One level at which you can accurately measure the revenue generated by employees is at the level of the whole company. When the company is small, you are thereby fairly close to measuring the contributions of individual employees. A viable startup might only have ten employees, which puts you within a factor of ten of measuring individual effort.

Starting or joining a startup is thus as close as most people can get to saying to one's boss, I want to work ten times as hard, so please pay me ten times as much. There are two differences: you're not saying it to your boss, but directly to the customers (for whom your boss is only a proxy after all), and you're not doing it individually, but along with a small group of other ambitious people.

It will, ordinarily, be a group. Except in a few unusual kinds of work, like acting or writing books, you can't be a company of one person.

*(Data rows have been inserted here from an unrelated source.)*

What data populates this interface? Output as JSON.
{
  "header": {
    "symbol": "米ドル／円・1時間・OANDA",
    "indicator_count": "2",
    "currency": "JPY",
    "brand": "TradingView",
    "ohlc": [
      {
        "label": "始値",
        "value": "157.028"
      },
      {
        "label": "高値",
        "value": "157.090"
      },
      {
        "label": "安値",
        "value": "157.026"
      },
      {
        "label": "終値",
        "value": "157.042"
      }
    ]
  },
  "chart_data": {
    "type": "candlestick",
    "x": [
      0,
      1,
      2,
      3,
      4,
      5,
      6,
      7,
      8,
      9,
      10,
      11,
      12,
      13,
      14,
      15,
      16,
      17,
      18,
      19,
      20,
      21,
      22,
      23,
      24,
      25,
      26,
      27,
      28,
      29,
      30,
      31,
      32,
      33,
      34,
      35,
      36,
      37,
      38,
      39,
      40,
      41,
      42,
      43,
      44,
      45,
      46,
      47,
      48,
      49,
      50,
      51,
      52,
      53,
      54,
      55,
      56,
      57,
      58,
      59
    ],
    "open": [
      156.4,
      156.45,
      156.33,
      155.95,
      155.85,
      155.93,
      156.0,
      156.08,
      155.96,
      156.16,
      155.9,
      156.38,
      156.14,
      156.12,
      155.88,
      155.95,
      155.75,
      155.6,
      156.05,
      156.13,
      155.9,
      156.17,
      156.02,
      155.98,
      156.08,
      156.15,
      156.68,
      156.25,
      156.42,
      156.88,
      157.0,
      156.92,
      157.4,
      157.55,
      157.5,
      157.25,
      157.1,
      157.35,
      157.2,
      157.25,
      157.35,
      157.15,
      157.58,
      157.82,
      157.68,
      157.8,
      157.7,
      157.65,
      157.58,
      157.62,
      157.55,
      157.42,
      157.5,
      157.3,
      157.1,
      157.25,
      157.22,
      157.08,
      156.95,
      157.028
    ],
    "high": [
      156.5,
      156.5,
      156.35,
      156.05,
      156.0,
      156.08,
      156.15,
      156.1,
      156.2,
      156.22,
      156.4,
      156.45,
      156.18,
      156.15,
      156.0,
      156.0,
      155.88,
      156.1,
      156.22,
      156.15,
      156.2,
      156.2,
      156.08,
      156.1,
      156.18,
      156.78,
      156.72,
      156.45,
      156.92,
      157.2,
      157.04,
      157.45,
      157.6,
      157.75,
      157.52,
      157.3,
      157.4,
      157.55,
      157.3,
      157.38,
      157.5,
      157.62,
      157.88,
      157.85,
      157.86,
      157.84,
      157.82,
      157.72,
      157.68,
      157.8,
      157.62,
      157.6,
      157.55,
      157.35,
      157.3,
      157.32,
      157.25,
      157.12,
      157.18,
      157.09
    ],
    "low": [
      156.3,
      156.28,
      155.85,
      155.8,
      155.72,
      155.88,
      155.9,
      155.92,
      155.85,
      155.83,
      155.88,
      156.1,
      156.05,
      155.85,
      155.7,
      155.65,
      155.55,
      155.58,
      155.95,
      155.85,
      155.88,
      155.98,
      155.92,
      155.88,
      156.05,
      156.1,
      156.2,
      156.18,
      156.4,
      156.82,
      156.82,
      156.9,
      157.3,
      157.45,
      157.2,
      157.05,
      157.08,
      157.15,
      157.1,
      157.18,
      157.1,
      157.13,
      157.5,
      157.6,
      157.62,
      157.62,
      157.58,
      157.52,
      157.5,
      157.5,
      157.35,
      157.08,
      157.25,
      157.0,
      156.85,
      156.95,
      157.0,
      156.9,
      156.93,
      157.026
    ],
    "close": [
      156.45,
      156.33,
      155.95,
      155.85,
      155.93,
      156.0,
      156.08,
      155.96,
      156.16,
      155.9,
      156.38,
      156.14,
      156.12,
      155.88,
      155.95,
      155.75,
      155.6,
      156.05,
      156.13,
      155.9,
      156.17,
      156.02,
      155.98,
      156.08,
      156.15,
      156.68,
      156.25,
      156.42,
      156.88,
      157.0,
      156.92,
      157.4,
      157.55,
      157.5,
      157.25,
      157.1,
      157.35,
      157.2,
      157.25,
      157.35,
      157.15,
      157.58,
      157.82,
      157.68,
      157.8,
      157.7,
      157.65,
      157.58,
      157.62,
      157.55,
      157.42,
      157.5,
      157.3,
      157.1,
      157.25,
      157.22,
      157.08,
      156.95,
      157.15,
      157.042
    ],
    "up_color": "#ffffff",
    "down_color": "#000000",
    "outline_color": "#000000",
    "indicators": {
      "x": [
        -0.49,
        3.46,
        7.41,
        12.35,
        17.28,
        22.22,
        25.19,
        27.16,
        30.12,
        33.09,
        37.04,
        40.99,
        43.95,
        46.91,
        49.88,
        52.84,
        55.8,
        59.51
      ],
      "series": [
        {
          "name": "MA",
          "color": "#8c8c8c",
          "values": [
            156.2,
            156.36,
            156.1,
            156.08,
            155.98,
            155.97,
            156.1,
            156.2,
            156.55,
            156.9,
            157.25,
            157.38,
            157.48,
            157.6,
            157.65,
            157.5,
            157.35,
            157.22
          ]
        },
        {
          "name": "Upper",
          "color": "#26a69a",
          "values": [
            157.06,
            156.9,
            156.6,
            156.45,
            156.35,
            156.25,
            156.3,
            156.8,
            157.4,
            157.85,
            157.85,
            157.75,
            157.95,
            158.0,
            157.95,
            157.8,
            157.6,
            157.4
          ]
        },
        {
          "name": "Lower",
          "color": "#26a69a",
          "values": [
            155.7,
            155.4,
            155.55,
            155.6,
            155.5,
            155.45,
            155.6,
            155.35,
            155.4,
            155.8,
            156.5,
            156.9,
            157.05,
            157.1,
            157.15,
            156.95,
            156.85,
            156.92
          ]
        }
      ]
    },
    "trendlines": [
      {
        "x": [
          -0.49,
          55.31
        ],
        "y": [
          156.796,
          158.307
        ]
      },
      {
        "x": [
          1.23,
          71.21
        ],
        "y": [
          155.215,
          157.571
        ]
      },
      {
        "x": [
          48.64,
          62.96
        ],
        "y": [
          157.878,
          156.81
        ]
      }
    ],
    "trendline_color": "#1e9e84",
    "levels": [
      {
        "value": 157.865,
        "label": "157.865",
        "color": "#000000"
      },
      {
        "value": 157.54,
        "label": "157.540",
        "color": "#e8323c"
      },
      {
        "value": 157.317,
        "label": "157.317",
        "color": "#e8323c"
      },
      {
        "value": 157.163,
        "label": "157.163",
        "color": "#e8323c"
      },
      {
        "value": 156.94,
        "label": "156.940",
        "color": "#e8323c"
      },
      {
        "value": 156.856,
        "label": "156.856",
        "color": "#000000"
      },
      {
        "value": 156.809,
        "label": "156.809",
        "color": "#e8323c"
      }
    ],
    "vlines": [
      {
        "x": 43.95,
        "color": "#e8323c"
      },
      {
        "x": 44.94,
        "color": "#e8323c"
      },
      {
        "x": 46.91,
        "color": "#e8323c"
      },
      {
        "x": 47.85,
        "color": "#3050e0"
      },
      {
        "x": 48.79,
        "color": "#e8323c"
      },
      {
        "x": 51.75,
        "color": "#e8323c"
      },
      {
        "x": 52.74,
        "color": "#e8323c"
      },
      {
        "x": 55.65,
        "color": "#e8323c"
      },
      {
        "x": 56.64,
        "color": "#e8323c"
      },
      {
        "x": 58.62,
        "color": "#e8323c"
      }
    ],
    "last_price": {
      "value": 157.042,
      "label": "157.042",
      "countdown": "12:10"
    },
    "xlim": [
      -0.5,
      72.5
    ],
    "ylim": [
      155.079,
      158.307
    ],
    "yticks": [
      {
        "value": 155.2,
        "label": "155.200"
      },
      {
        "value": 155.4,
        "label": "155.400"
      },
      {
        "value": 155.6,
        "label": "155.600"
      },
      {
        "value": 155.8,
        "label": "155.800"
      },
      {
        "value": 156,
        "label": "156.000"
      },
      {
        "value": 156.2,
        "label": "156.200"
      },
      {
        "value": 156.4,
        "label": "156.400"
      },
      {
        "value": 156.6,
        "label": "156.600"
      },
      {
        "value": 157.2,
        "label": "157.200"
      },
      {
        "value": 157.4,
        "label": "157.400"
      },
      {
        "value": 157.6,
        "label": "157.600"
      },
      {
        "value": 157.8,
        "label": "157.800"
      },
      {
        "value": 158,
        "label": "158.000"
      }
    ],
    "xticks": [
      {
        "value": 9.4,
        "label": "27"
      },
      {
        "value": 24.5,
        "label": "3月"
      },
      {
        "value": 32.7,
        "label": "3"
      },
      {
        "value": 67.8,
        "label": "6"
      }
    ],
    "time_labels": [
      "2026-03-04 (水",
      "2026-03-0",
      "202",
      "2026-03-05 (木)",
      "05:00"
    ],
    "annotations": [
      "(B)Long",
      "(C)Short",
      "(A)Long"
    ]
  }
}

And the people you work with had better be good, because it's their work that yours is going to be averaged with.

A big company is like a giant galley driven by a thousand rowers. Two things keep the speed of the galley down. One is that individual rowers don't see any result from working harder. The other is that, in a group of a thousand people, the average rower is likely to be pretty average.

If you took ten people at random out of the big galley and put them in a boat by themselves, they could probably go faster. They would have both carrot and stick to motivate them. An energetic rower would be encouraged by the thought that he could have a visible effect on the speed of the boat. And if someone was lazy, the others would be more likely to notice and complain.

But the real advantage of the ten-man boat shows when you take the ten best rowers out of the big galley and put them in a boat together. They will have all the extra motivation that comes from being in a small group. But more importantly, by selecting that small a group you can get the best rowers. Each one will be in the top 1%. It's a much better deal for them to average their work together with a small group of their peers than to average it with everyone.

That's the real point of startups. Ideally, you are getting together with a group of other people who also want to work a lot harder, and get paid a lot more, than they would in a big company. And because startups tend to get founded by self-selecting groups of ambitious people who already know one another (at least by reputation), the level of measurement is more precise than you get from smallness alone. A startup is not merely ten people, but ten people like you.

Steve Jobs once said that the success or failure of a startup depends on the first ten employees. I agree. If anything, it's more like the first five. Being small is not, in itself, what makes startups kick butt, but rather that small groups can be select. You don't want small in the sense of a village, but small in the sense of an all-star team.

The larger a group, the closer its average member will be to the average for the population as a whole. So all other things being equal, a very able person in a big company is probably getting a bad deal, because his performance is dragged down by the overall lower performance of the others. Of course, all other things often are not equal: the able person may not care about money, or may prefer the stability of a large company. But a very able person who does care about money will ordinarily do better to go off and work with a small group of peers.